Unser Verein dankt der höchsten Autorität im Weltfußball, FIFA-Präsident Gianni Infantino, der erklärt hat, dass Spiele, bei denen solche Hassverbrechen begangen werden, gestoppt und abgebrochen werden müssen.
Unser Dank gilt auch dem brasilianischen Präsidenten Lula da Silva, der ernsthafte Maßnahmen zur Bekämpfung dieses Problems fordert, dessen Opfer, wie er sagte, „ein junger Mann ist, der es im Leben zu etwas gebracht hat und einer der besten Fußballer der Welt wird“.
Auch seine Mannschaftskameraden haben sich mit Vinicius solidarisiert und ihn unterstützt, sowohl bei Real Madrid als auch in anderen Mannschaften auf der ganzen Welt. Legenden, Spieler und Trainer, einige von ihnen so bedeutend auf der internationalen Bühne wie Ronaldo Nazario, Kylian Mbappé, Rio Ferdinand, Neymar, Kaká, Jadon Sancho, Gary Lineker, Roberto Carlos oder Casemiro, unter Dutzenden von anderen Persönlichkeiten des Weltfußballs.
Die unglücklichen Ereignisse, die sich ereignet haben, haben die ganze Welt bewegt und unseren Fußball in Verruf gebracht, da sie in den großen internationalen Medien aufgegriffen und verurteilt wurden. Die Washington Post und die L’ÉQUIPE, um nur einige emblematische Beispiele zu nennen, haben das schwerwiegende Problem des spanischen Fußballs auf sehr eindringliche Weise hervorgehoben.

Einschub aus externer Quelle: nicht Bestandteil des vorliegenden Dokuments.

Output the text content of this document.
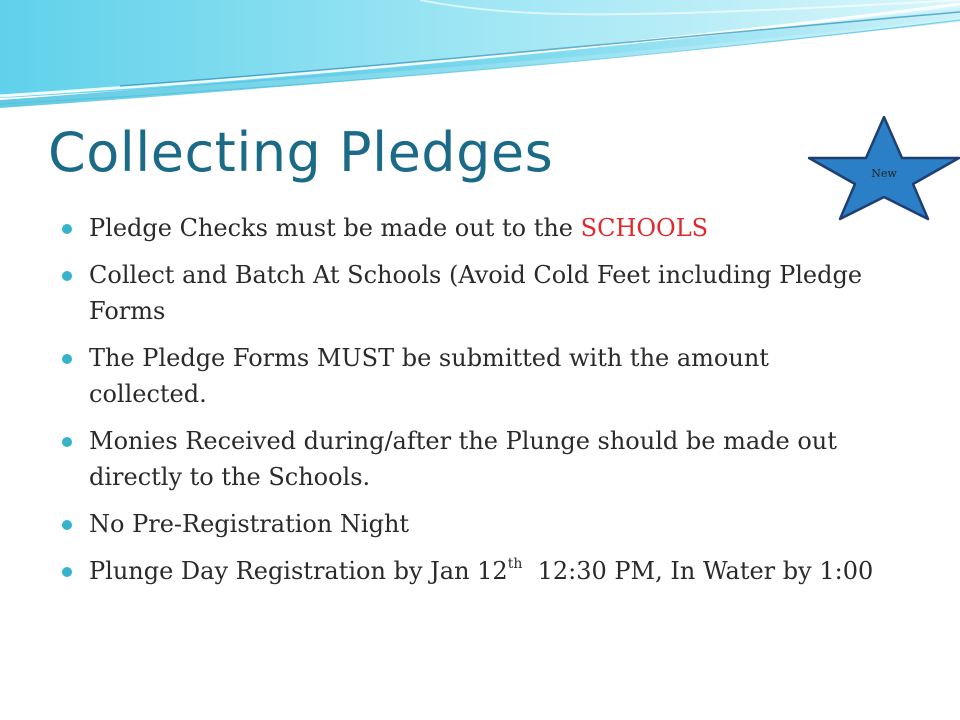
Collecting Pledges	New
Pledge Checks must be made out to the SCHOOLS
Collect and Batch At Schools (Avoid Cold Feet including Pledge Forms
The Pledge Forms MUST be submitted with the amount collected.
Monies Received during/after the Plunge should be made out directly to the Schools.
No Pre-Registration Night
Plunge Day Registration by Jan 12th  12:30 PM, In Water by 1:00
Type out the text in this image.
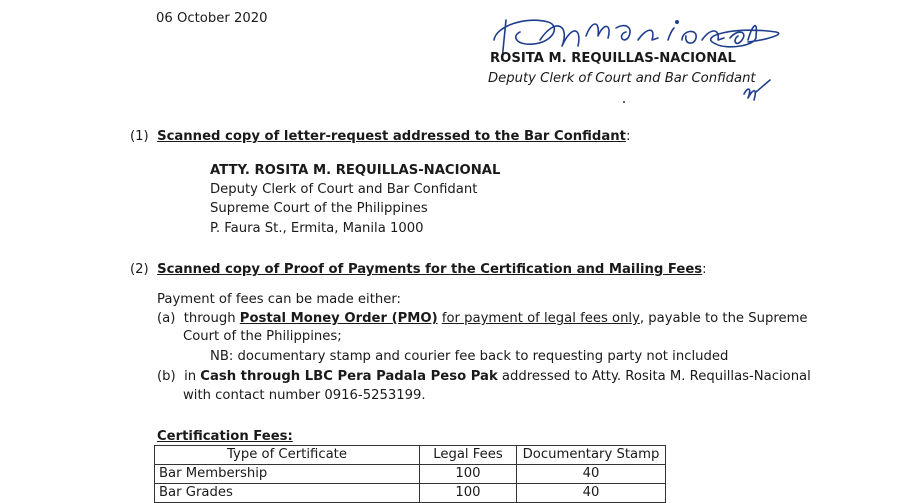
06 October 2020
ROSITA M. REQUILLAS-NACIONAL
Deputy Clerk of Court and Bar Confidant
(1) Scanned copy of letter-request addressed to the Bar Confidant:
ATTY. ROSITA M. REQUILLAS-NACIONAL
Deputy Clerk of Court and Bar Confidant
Supreme Court of the Philippines
P. Faura St., Ermita, Manila 1000
(2) Scanned copy of Proof of Payments for the Certification and Mailing Fees:
Payment of fees can be made either:
(a) through Postal Money Order (PMO) for payment of legal fees only, payable to the Supreme
Court of the Philippines;
NB: documentary stamp and courier fee back to requesting party not included
(b) in Cash through LBC Pera Padala Peso Pak addressed to Atty. Rosita M. Requillas-Nacional
with contact number 0916-5253199.
Certification Fees:
Type of Certificate	Legal Fees	Documentary Stamp
Bar Membership	100	40
Bar Grades	100	40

Und schließlich sind wir über die Äußerungen des Präsidenten des spanischen Fußballverbands, Luis Rubiales, erstaunt, denn als Verantwortlicher des spanischen Fußballs und des Schiedsrichterwesens hat er zugelassen, dass gemäß den FIFA-Protokollen keine strengen Maßnahmen ergriffen wurden, um die entstandene Situation zu vermeiden. Das Image unseres Fußballs ist schwer beschädigt und hat sich in den Augen der ganzen Welt verschlechtert.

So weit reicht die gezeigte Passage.